2.2. Van de Westerlo heeft haar declaraties met betrekking tot haar werkzaamheden ten behoeve van [gedaagde] over de periode van juni 1999 tot en met 8 mei 2003 rechtstreeks aan de belangenbehartiger van London gezonden. In juli 2003 heeft London terzake van die declaraties EUR 1.500,-- aan Van de Westerlo betaald. Het totaal van de declaraties van Van de Westerlo oversteeg toen al het bedrag van EUR 1.500,-- aanzienlijk.
2.3. Op enig moment deelde London aan Van de Westerlo mee dat zij de schade van [gedaagde], waaronder de facturen van Van de Westerlo, niet verder zou vergoeden.
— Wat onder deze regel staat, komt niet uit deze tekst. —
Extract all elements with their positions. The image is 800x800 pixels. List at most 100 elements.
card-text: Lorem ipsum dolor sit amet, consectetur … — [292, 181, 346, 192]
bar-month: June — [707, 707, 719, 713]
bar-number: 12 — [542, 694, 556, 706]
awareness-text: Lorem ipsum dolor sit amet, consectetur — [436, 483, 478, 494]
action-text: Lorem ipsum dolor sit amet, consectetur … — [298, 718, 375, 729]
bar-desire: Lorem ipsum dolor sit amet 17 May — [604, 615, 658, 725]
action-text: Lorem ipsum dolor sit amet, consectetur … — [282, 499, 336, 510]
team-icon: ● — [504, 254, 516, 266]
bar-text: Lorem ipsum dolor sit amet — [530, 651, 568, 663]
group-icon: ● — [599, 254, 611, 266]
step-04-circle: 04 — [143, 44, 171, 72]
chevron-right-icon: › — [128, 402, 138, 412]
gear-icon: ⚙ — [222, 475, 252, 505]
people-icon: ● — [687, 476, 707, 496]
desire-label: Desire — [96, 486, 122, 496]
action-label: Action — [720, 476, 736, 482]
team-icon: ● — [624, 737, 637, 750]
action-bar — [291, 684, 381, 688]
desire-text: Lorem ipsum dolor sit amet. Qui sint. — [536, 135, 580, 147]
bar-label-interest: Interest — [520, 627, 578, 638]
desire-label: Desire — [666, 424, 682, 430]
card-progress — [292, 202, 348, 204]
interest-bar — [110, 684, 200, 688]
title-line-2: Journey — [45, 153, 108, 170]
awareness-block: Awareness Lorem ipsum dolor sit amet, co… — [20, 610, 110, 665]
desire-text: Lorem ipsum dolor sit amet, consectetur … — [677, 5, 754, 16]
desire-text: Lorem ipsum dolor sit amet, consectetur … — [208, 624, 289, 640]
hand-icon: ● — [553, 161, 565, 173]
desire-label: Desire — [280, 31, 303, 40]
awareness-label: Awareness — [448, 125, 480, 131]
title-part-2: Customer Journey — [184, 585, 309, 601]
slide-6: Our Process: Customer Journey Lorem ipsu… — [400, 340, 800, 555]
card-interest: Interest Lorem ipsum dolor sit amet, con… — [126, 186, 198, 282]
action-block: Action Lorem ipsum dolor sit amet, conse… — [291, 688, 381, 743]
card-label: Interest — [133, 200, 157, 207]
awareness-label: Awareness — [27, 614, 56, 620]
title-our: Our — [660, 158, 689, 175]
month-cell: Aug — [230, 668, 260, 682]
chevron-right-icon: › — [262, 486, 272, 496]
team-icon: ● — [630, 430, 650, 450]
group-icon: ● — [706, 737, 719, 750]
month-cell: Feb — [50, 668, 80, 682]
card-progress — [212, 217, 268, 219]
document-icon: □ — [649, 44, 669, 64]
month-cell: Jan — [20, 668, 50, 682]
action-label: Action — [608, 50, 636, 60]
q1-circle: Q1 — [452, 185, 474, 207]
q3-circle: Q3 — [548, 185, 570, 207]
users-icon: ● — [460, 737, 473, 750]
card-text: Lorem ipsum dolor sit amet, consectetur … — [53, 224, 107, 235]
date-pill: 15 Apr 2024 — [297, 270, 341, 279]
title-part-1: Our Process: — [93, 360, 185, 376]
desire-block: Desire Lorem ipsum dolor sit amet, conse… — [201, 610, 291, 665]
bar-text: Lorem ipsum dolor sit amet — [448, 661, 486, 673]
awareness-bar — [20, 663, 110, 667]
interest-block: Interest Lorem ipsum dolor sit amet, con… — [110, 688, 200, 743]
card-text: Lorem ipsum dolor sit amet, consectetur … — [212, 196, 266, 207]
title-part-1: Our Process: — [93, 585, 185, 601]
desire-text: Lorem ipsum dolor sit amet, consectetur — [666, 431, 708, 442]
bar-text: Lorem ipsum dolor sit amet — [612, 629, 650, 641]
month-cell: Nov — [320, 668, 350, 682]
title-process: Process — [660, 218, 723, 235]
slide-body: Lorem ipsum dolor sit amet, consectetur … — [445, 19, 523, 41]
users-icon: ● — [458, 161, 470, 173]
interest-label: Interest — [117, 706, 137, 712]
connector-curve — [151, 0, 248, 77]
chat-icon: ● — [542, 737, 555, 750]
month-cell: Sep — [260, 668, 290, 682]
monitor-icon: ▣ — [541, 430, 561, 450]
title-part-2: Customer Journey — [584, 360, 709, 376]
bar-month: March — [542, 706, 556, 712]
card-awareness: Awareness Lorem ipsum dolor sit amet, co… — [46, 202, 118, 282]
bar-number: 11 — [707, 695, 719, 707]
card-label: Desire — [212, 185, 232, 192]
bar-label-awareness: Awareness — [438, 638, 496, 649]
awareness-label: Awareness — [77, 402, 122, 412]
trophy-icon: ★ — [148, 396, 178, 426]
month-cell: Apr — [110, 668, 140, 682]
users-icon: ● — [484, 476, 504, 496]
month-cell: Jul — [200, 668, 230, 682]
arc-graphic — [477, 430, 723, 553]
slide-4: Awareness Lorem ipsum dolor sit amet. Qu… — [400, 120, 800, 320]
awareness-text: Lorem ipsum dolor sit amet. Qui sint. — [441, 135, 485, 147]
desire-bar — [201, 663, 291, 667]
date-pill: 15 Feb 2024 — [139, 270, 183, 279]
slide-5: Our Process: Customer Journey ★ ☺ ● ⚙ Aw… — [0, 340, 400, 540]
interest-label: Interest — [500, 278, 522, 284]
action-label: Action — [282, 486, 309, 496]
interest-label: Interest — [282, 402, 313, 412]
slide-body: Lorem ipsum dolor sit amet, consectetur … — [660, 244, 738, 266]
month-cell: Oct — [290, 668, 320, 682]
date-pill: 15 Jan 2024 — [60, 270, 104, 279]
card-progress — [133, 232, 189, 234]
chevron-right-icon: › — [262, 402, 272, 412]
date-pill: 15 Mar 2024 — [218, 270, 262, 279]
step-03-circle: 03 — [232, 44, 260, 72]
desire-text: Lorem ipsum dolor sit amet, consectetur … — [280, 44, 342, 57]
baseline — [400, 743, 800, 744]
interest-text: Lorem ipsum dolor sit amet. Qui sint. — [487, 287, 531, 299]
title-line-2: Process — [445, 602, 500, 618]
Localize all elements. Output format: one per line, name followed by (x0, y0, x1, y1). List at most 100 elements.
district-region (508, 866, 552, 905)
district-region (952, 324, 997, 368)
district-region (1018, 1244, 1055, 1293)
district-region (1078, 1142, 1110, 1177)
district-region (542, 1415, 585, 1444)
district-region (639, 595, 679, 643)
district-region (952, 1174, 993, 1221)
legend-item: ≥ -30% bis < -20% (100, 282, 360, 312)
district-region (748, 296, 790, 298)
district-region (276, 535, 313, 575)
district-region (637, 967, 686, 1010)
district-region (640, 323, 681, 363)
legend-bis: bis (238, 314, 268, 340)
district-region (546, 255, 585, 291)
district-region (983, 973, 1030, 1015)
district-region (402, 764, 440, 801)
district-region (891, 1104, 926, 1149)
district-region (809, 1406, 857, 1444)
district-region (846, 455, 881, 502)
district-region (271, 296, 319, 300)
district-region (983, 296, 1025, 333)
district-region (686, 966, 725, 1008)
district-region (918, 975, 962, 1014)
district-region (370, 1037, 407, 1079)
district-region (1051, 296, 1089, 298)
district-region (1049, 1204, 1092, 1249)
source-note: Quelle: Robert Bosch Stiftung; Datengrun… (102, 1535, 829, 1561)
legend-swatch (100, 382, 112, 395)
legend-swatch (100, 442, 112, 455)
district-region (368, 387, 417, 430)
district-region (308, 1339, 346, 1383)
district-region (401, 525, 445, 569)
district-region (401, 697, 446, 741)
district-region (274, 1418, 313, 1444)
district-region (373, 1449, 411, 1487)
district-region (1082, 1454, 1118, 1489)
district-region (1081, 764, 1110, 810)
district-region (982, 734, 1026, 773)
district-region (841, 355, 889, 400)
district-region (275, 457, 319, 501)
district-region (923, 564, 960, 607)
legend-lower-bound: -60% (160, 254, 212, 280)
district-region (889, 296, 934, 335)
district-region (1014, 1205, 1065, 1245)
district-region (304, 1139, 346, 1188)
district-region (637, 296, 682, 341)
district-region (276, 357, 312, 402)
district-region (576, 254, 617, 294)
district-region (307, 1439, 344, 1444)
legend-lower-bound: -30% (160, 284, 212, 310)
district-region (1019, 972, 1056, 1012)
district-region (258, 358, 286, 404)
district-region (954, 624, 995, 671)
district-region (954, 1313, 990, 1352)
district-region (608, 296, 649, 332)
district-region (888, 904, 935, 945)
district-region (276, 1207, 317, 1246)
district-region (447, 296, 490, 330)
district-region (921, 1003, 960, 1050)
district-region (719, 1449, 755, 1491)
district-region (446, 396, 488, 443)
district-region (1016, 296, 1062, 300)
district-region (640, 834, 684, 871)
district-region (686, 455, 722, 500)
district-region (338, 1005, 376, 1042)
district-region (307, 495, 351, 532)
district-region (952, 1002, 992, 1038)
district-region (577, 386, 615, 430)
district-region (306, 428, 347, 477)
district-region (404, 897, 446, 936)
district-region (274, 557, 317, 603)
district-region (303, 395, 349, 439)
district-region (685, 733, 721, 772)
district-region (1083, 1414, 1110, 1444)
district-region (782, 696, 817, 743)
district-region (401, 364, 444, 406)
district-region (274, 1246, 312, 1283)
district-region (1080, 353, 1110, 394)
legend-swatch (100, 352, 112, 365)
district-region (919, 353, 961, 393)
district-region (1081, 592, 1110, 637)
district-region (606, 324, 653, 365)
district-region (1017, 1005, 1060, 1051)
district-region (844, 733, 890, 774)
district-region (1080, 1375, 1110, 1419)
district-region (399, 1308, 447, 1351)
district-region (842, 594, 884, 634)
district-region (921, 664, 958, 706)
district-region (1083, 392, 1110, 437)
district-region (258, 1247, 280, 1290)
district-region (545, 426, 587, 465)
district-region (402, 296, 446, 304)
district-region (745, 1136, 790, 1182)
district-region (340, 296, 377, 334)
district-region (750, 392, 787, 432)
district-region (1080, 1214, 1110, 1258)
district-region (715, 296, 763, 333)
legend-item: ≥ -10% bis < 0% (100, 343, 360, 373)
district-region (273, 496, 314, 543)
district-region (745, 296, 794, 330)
Om die reden heeft Van de Westerlo voor zijn werkzaamheden vanaf 9 mei 2003 geen declaraties meer aan de belangenbehartiger van London gestuurd. London nam het standpunt in dat de klachten die [gedaagde] bij het ongeval had opgelopen over waren en dat de rest van zijn klachten pre-existent was. In verband hiermee heeft [gedaagde] aan Van de Westerlo de opdracht gegeven om een procedure tegen London te starten bij de rechtbank Utrecht (hierna ook: “de procedure”). In april 2005 is de dagvaarding tegen London uitgebracht.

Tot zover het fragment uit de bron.